MiFID II sigue trayendo de cabeza a buena parte del sector financiero. Ahora las preocupaciones vienen por la guía que ESMA, el organismo regulador europeo, plantea para que el sector bancario introduzca los últimos flecos de la normativa directiva, destinada a elevar la transparencia y la protección de los usuarios en la comercialización de productos y servicios financieros, según publica el diario Expansión. El borrador de la guía pretende establecer cómo se deben gestionar los mecanismos internos de control y de gobernanza para garantizar que la comercialización de productos y servicios a la clientela se hace de forma legal y sin abusos ni malas prácticas.

La Asociación Española de Banca (AEB), ha manifestado su posición mediante una carta remitida a la ESMA en la que reclama a las autoridades comunitarias que unifiquen criterios en estos aspectos.

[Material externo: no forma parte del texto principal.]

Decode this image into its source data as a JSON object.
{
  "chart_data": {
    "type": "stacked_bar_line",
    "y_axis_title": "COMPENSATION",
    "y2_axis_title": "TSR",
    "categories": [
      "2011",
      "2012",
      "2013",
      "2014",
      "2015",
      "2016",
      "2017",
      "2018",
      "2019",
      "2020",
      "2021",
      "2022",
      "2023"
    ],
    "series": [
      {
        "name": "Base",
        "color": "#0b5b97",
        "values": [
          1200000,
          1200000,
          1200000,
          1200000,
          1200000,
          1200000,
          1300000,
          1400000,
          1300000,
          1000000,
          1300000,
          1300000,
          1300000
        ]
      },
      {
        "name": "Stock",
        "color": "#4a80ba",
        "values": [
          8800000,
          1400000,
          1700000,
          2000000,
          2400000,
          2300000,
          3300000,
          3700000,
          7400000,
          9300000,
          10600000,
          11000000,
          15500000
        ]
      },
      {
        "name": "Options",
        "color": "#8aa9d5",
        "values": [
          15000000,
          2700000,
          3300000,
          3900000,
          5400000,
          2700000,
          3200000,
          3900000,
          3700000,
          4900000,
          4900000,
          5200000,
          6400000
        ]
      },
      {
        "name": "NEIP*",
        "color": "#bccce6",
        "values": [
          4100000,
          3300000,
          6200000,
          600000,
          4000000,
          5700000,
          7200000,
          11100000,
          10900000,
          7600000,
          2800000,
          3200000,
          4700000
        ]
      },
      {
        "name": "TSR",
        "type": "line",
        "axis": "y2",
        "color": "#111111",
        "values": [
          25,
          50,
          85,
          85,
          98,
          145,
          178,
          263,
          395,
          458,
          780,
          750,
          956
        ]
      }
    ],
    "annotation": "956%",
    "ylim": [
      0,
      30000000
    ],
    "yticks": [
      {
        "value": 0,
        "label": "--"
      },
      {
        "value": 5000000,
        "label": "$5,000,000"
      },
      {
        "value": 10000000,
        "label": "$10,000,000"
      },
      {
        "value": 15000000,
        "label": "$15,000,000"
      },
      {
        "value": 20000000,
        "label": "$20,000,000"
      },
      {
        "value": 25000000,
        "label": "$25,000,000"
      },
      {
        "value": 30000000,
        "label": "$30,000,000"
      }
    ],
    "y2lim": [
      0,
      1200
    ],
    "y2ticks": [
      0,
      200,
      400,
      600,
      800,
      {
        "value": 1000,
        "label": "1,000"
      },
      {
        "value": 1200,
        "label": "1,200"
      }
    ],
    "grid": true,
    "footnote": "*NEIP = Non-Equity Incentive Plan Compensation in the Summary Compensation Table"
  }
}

En la citada misiva, la AEB señala que comparte los propósitos de la guía  para la ‘función de cumplimiento normativo’. Sin embargo, emplaza al organismo a alinear la misma con las pautas que al respecto también plantea otro regulador, la Autoridad Bancaria Europea (EBA).

Los bancos españoles consideran que aspectos concretos como la gestión de las quejas de los clientes o los requerimientos de independencia impactan en la gobernanza y la estructura interna de las entidades, si bien los supervisores del sector en España, la Comisión Nacional del Mercado de Valores y el Banco de España, tienen diferentes interpretaciones y puntos de vista a menudo difíciles de reconciliar.

La AEB propone cambios concretos, Por ejemplo, solicita revisar la exigencia de que los responsables de cumplimiento normativo de los bancos entrevisten a los clientes como parte de su control interno destinado a revisar si los procedimientos de venta se ajustan a la ley. “No creemos que sea apropiado que las entrevistas a clientes las desarrolle este departamento. Este tipo de medidas, procedentes de un departamento de control, pueden ser percibidas como altamente invasivas para los clientes”, argumenta la AEB.

Se opone también a  la voluntad de los reguladores de unificar los departamentos de cumplimiento normativo y de gestión de las quejas de usuarios. En opinión de la AEB, hay un inevitable conflicto de intereses si ambas áreas operan juntas en una misma división, por lo que apuestan por mantenerlas separadas orgánicamente, si bien asegurando a la vez una comunicación efectiva entre las dos, de forma que se aborden cuanto antes potenciales indicadores de mala conducta en la comercialización de productos a clientes.

Además, cuestiona la pretensión de la ESMA de que las entidades creen un departamento especializado únicamente en el cumplimiento normativo relacionado con la MiFID II. La patronal bancaria está de acuerdo en la idea de contar con un equipo especializado, pero consideran que sería perjudicial segregar este conocimiento e impedir que estos empleados del banco adquirieran una visión global sobre el mismo y se beneficien de potenciales sinergias con otros departamentos.